Governor Christie played to a packed house in Haddonfield Tuesday, and even hardened critics like me came away impressed. He was funny, he was direct, and he came across as authentic: the non-Romney and, perhaps even more striking, the non-Corzine.
Without the stridency of some of his fellow GOP governors, Christie managed to seamlessly sell to his sympathetic audience a package of GOP “reforms,” including lowered benefits for state workers, smaller government in Trenton, opposition to hiking the minimum wage, and, most critically, a tax cut so “you can spend more of that hard-earned money you have earned.”
Good feelings notwithstanding, there remained an elephant in the room. Christie led off his remarks chiding the legislature for not acting on his proposals, comparing their delays leading up to the June 30 date ending the legislative session to children who perpetually put off book reports due at the end of the semester. He got a lot of nods of approval from that analogy, but the obvious question never came up. After endorsing the most extensive reorganization of higher education in the state in modern memory in January, months later his office still has not provided any of the costs involved. Of course, the governor’s motivation is not rooted simply in the natural procrastination of the delinquent student. His delay is strategic.
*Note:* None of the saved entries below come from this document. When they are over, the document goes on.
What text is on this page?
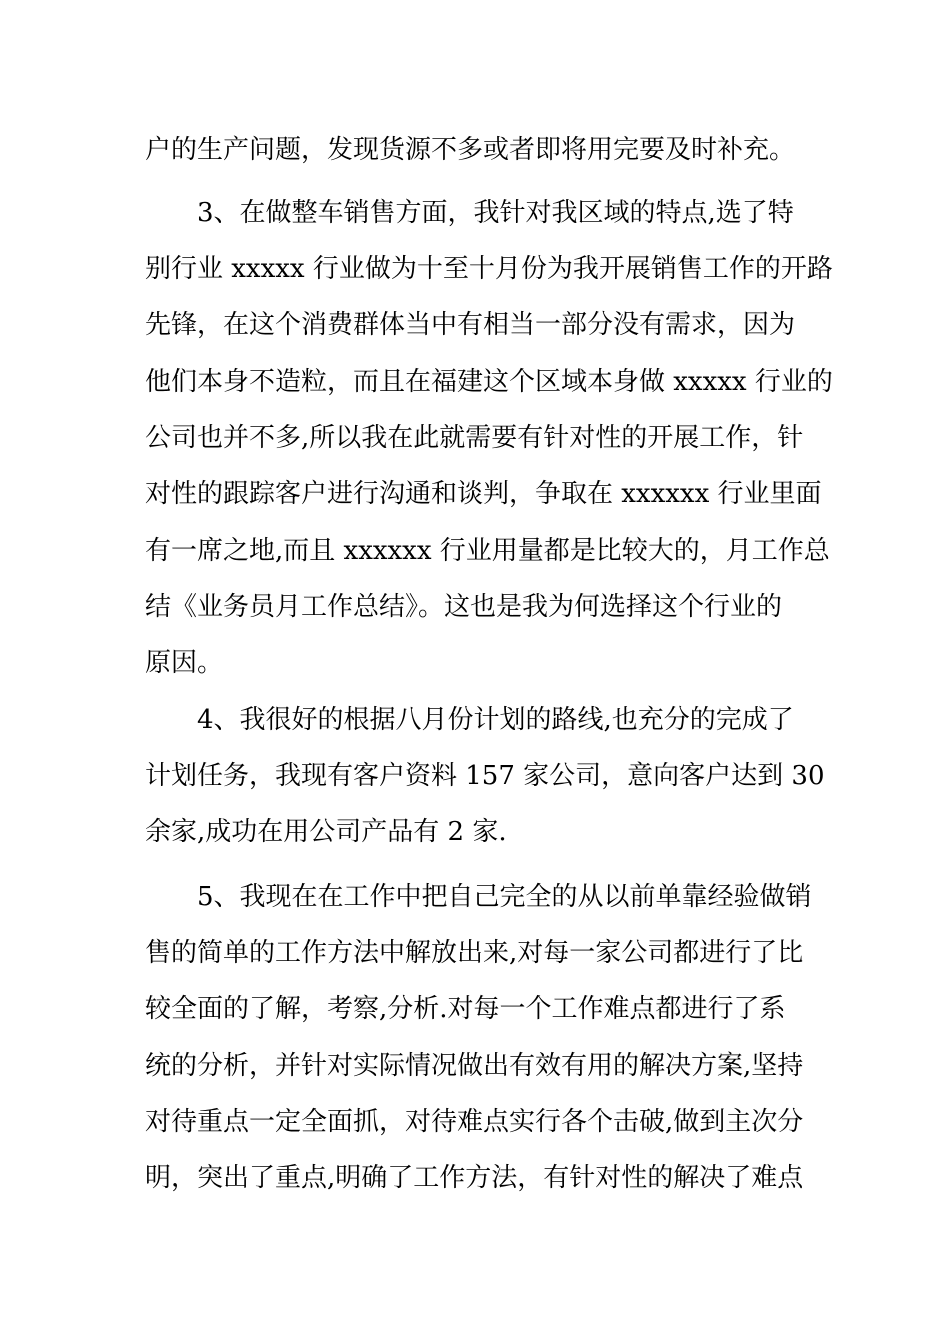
户的生产问题，发现货源不多或者即将用完要及时补充。
3、在做整车销售方面，我针对我区域的特点,选了特
别行业 xxxxx 行业做为十至十月份为我开展销售工作的开路
先锋，在这个消费群体当中有相当一部分没有需求，因为
他们本身不造粒，而且在福建这个区域本身做 xxxxx 行业的
公司也并不多,所以我在此就需要有针对性的开展工作，针
对性的跟踪客户进行沟通和谈判，争取在 xxxxxx 行业里面
有一席之地,而且 xxxxxx 行业用量都是比较大的，月工作总
结《业务员月工作总结》。这也是我为何选择这个行业的
原因。
4、我很好的根据八月份计划的路线,也充分的完成了
计划任务，我现有客户资料 157 家公司，意向客户达到 30
余家,成功在用公司产品有 2 家.
5、我现在在工作中把自己完全的从以前单靠经验做销
售的简单的工作方法中解放出来,对每一家公司都进行了比
较全面的了解，考察,分析.对每一个工作难点都进行了系
统的分析，并针对实际情况做出有效有用的解决方案,坚持
对待重点一定全面抓，对待难点实行各个击破,做到主次分
明，突出了重点,明确了工作方法，有针对性的解决了难点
Some time in the middle of taking questions from the audience, Christie elicited a comment he could have written himself, praising his bipartisan cooperation with Senate President Steve Sweeney. Christie’s response was vintage: citing his differences with Sweeney—notably on his nominations for vacancies on the state supreme court–while praising him to the hilt for working out other major issues. Implicit in his praise was Sweeney’s willingness to push through a budget with a tax credit he could embrace as the keystone to “the New Jersey comeback.”
So here we are: the costs of reorganizing higher education remain hidden, thereby enhancing the chance that Sweeney can push through his radical restructuring plan, while at the same time shielding the governor from further claims that the state treasury is currently incapable of sustaining a tax cut.
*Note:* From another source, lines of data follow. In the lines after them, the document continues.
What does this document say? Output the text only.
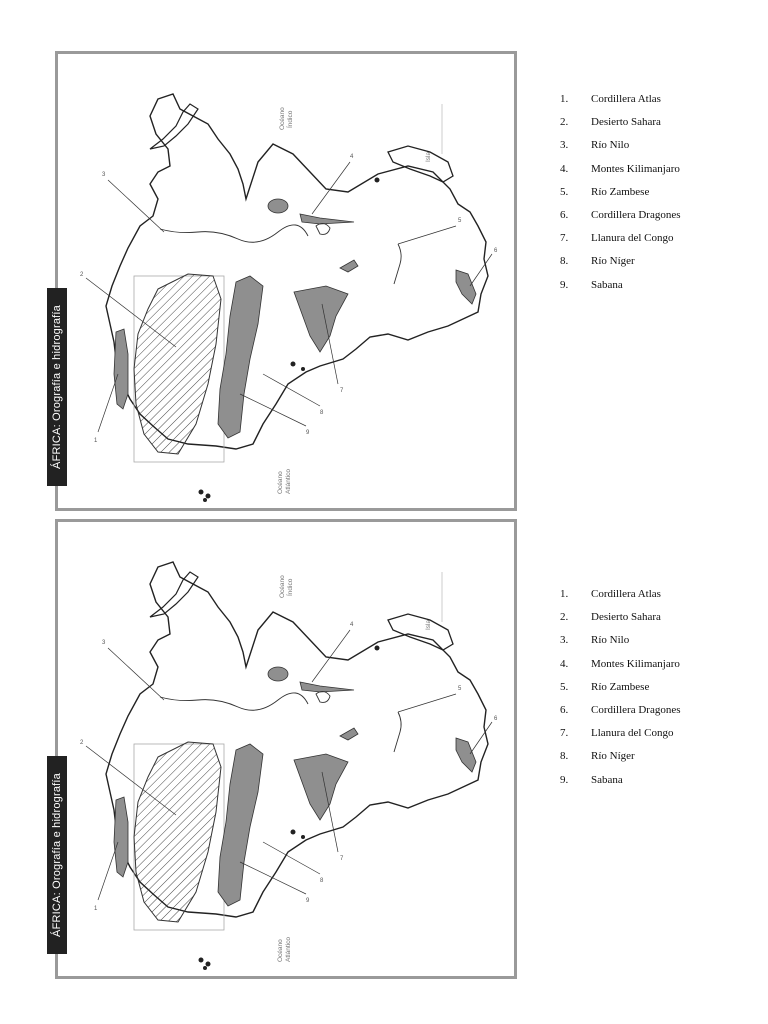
3
2
4
5
6
7
8
9
1
Océano Índico
Océano Atlántico
Isla
ÁFRICA: Orografía e hidrografía
1. Cordillera Atlas
2. Desierto Sahara
3. Río Nilo
4. Montes Kilimanjaro
5. Río Zambese
6. Cordillera Dragones
7. Llanura del Congo
8. Río Níger
9. Sabana
3
2
4
5
6
7
8
9
1
Océano Índico
Océano Atlántico
Isla
ÁFRICA: Orografía e hidrografía
1. Cordillera Atlas
2. Desierto Sahara
3. Río Nilo
4. Montes Kilimanjaro
5. Río Zambese
6. Cordillera Dragones
7. Llanura del Congo
8. Río Níger
9. Sabana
To date, it would appear that Rutgers will bear the costs associated with Sweeney’s bill. To the charge repeated by Sweeney and fellow sponsor Donald Norcross that reorganization is intended to lift New Jersey’s rank from a miserable 47th for per capita in spending for higher education, the bill brings absolutely no new resources.
In an effort yesterday to pacify the objections of Rowan University’s trustees to the oversight governing board established in Sweeney’s legislation, Norcross said it was necessary to generate external grant money. How he thinks a fictive entity called Rowan-Rutgers will be competitive in the national competition for research funds, he didn’t say. Clearly he knows very little about how research funds are obtained or how seriously severing Camden from Rutgers would compromise its ability to continue attracting top faculty and the dollars they bring with them.
So the elephant in the room with Christie was all about money. It’s not just that he would attack Abbott funding to poor school districts to help lower property taxes elsewhere, or that he would veto a minimum wage hike. He would also be willing to roll the dice and worse on keeping public higher education affordable and competitive by damaging Rutgers beyond repair while bringing little to Rowan worthy of its elevated research status. That’s not the mark of a comeback. That’s old-time Jersey deal-making. In this way, Governor Christie is more like the predecessors he chooses to ridicule than he would have us believe.